Dante knelt before her and began to unroll her silken stockings with studiously prolonged care, his fingers straying often from their task.

His work completed, Dante reluctantly allowed her small, arched feet to dangle over the edge of the bed as he rose and stepped back, a gentle expression softening the chiseled quality of his face.

Lazily crossing her arms behind her head, the chemise straining taut across the firm roundness of her breasts, Rhea settled herself comfortably against the pile of pillows. She sighed contentedly as she played with a long strand of hair and watched Dante pull off his shirt, baring a broad expanse of smoothly muscled chest and shoulder.

“Would you like to know a secret?” Rhea spoke hesitantly, a shy smile putting a slight dimple in her cheek.

“I intend to know all your secrets,” Dante responded.
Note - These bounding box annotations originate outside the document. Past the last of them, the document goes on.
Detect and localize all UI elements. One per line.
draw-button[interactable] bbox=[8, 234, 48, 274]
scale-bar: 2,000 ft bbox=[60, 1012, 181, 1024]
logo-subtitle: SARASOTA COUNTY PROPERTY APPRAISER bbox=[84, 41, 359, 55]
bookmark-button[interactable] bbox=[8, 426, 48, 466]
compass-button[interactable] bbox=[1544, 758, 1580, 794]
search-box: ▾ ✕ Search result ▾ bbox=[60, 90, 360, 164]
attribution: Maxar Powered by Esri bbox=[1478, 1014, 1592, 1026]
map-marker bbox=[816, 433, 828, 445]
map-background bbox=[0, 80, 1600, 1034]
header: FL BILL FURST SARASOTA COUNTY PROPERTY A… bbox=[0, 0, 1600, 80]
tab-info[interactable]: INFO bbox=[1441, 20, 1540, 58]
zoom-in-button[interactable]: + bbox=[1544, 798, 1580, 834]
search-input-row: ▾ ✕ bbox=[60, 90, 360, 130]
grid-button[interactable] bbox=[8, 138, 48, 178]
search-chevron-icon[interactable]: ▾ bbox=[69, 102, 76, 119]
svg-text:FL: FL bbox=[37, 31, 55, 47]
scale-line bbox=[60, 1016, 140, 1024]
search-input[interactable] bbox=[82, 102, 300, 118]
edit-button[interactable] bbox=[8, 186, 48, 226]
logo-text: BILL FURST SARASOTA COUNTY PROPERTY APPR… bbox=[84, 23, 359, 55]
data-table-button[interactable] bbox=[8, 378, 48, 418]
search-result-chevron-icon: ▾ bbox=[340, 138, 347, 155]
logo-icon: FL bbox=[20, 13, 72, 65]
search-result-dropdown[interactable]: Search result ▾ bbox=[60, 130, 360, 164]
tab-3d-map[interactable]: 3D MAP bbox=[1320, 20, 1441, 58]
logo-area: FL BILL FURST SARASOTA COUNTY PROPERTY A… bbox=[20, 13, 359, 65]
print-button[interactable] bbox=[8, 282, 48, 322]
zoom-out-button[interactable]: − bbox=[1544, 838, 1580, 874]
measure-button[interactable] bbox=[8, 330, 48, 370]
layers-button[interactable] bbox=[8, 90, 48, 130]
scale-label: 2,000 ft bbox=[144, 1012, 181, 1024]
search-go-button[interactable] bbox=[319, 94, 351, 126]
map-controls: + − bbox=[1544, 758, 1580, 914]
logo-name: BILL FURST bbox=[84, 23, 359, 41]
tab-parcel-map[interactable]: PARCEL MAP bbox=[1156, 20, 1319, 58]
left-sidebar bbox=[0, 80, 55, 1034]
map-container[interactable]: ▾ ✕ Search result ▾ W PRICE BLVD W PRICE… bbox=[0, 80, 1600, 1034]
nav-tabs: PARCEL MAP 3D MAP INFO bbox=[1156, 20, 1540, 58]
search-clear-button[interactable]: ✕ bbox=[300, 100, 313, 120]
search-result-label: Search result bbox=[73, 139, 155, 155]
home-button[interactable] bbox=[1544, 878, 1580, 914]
He sounded quite serious, especially so when he added softly, “Never let there be any secrets between us. They can lead only to misunderstanding.”

“Never,” Rhea promised without hesitation, thinking that was a promise which could easily be kept.

Dante shook his head. He was amazed that she still steadfastly believed in truth and human goodness, despite the tragedy that had disrupted her life. She continued to be unsuspecting of the darker emotions which often drove people to acts of desperation and violence.

“Now tell me, what is this dark secret of yours?” Dante inquired.

“I fear 'tis not so much dark as foolish,” Rhea admitted sheepishly. “You asked how it was that I came to love you. What if I told you that you reminded me of one of my family?”

“Good God! Not your father?” Dante demanded in mock horror.

“Silly,” Rhea admonished him with a laugh, unaware that few people could have gotten away with a comment like that where Dante Leighton was concerned. “Of course, now that I do think about it, I do believe there is a certain similarity of character between the two of you,” she speculated aloud, while privately and accurately suspecting that neither one would have readily admitted to such a thing. “'Twas an ancestor I had in mind. There is a portrait of him in the Long Gallery at Camareigh, and I used to be quite fascinated by it. In fact, it was my favorite painting, next to our family portrait, that is,” she corrected.